We also tested the diagnostic performance of APRI and FIB4 for HRV, the well-known scores used for staging liver fibrosis. As both contain PLT count which reflects the presence of PH, with all aforementioned limitations, they might be likely candidates for this purpose. Both tests have already been evaluated for their ability to rule-out HRV with the reported cumulative sensitivities of 0.65 and 0.62, and specificities of 0.66 and 0.64 respectively for APRI and FIB4 in meta-analysis that included 8 studies for APRI and 4 studies for FIB4 (). Reported cut-offs optimized for sensitivity/specificity (Youden index) for APRI ranged from 1.02-2.2 and for FIB4 3.3-7.7. According to our results, when optimised for the highest sensitivity, both tests safely ruled-out HRV with more EGDs spared by using FIB4 ≤ 1.8, but with a significantly smaller proportion of patients fitted into this range as compared to other indices that have been evaluated here. No further improvement of B6C or EB6C performance was observed when APRI or FIB4 were used as an additional criterion, in keeping with the results of multiple logistic regression analysis (Table 2).

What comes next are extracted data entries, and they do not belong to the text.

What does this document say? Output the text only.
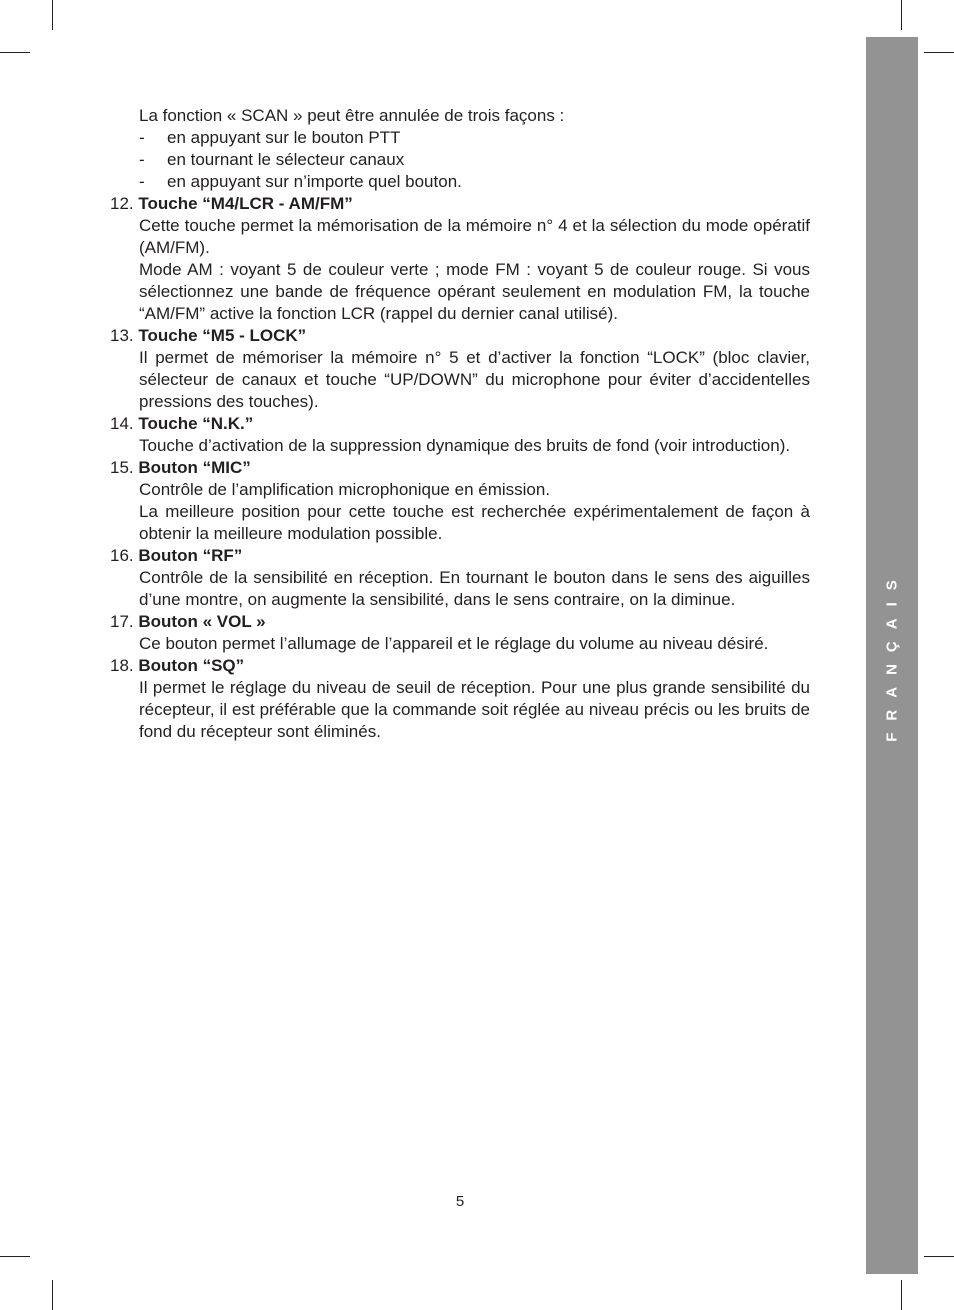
FRANÇAIS
La fonction « SCAN » peut être annulée de trois façons :
- en appuyant sur le bouton PTT
- en tournant le sélecteur canaux
- en appuyant sur n’importe quel bouton.
12. Touche “M4/LCR - AM/FM”

Cette touche permet la mémorisation de la mémoire n° 4 et la sélection du mode opératif (AM/FM).

Mode AM : voyant 5 de couleur verte ; mode FM : voyant 5 de couleur rouge. Si vous sélectionnez une bande de fréquence opérant seulement en modulation FM, la touche “AM/FM” active la fonction LCR (rappel du dernier canal utilisé).

13. Touche “M5 - LOCK”

Il permet de mémoriser la mémoire n° 5 et d’activer la fonction “LOCK” (bloc clavier, sélecteur de canaux et touche “UP/DOWN” du microphone pour éviter d’accidentelles pressions des touches).

14. Touche “N.K.”

Touche d’activation de la suppression dynamique des bruits de fond (voir introduction).

15. Bouton “MIC”

Contrôle de l’amplification microphonique en émission.

La meilleure position pour cette touche est recherchée expérimentalement de façon à obtenir la meilleure modulation possible.

16. Bouton “RF”

Contrôle de la sensibilité en réception. En tournant le bouton dans le sens des aiguilles d’une montre, on augmente la sensibilité, dans le sens contraire, on la diminue.

17. Bouton « VOL »

Ce bouton permet l’allumage de l’appareil et le réglage du volume au niveau désiré.

18. Bouton “SQ”

Il permet le réglage du niveau de seuil de réception. Pour une plus grande sensibilité du récepteur, il est préférable que la commande soit réglée au niveau précis ou les bruits de fond du récepteur sont éliminés.

5
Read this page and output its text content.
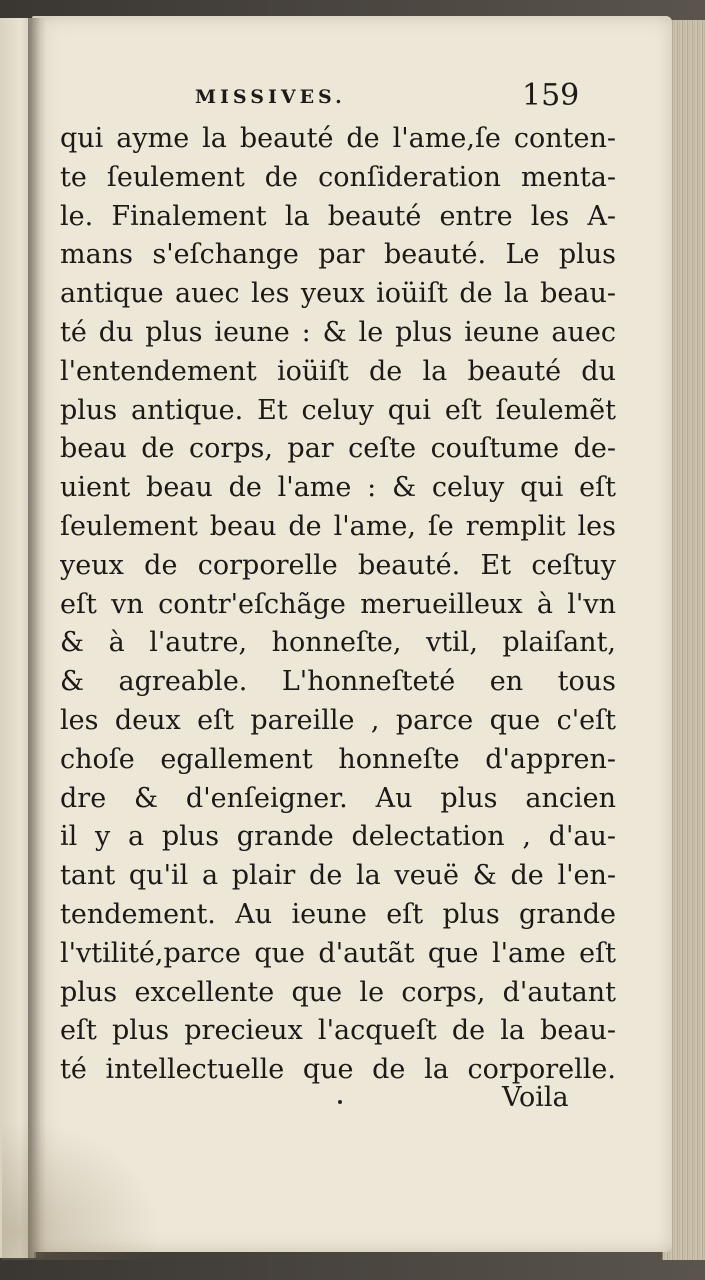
MISSIVES.	159
qui ayme la beauté de l'ame,ſe conten-
te ſeulement de conſideration menta-
le. Finalement la beauté entre les A-
mans s'eſchange par beauté. Le plus
antique auec les yeux ioüiſt de la beau-
té du plus ieune : & le plus ieune auec
l'entendement ioüiſt de la beauté du
plus antique. Et celuy qui eſt ſeulemẽt
beau de corps, par ceſte couſtume de-
uient beau de l'ame : & celuy qui eſt
ſeulement beau de l'ame, ſe remplit les
yeux de corporelle beauté. Et ceſtuy
eſt vn contr'eſchãge merueilleux à l'vn
& à l'autre, honneſte, vtil, plaiſant,
& agreable. L'honneſteté en tous
les deux eſt pareille , parce que c'eſt
choſe egallement honneſte d'appren-
dre & d'enſeigner. Au plus ancien
il y a plus grande delectation , d'au-
tant qu'il a plair de la veuë & de l'en-
tendement. Au ieune eſt plus grande
l'vtilité,parce que d'autãt que l'ame eſt
plus excellente que le corps, d'autant
eſt plus precieux l'acqueſt de la beau-
té intellectuelle que de la corporelle.
Voila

This study has limitations due to its retrospective design, recruitment of patients from a single centre and a relatively small number of patients included in the final analysis. On the other hand, presented data reflect a real-life experience outside of defined research protocols, all included patients were compensated with no previous episodes of liver decompensation, had been thoroughly examined and all had EGD and biochemical tests performed within 3 months from the moment of LSM.

In conclusion, the results of this study conducted over the cohort of patients with suspicion of cACLD and no previous decompensation reveal that the best performing non-invasive algorithms for ruling-out HRV are based on LSM. When TE is not available FIB-4 score at cut of 1,8 could be used in order to spare endoscopies and with no risk of missing HRV, according to our results. However larger cohort is needed to confirm our results.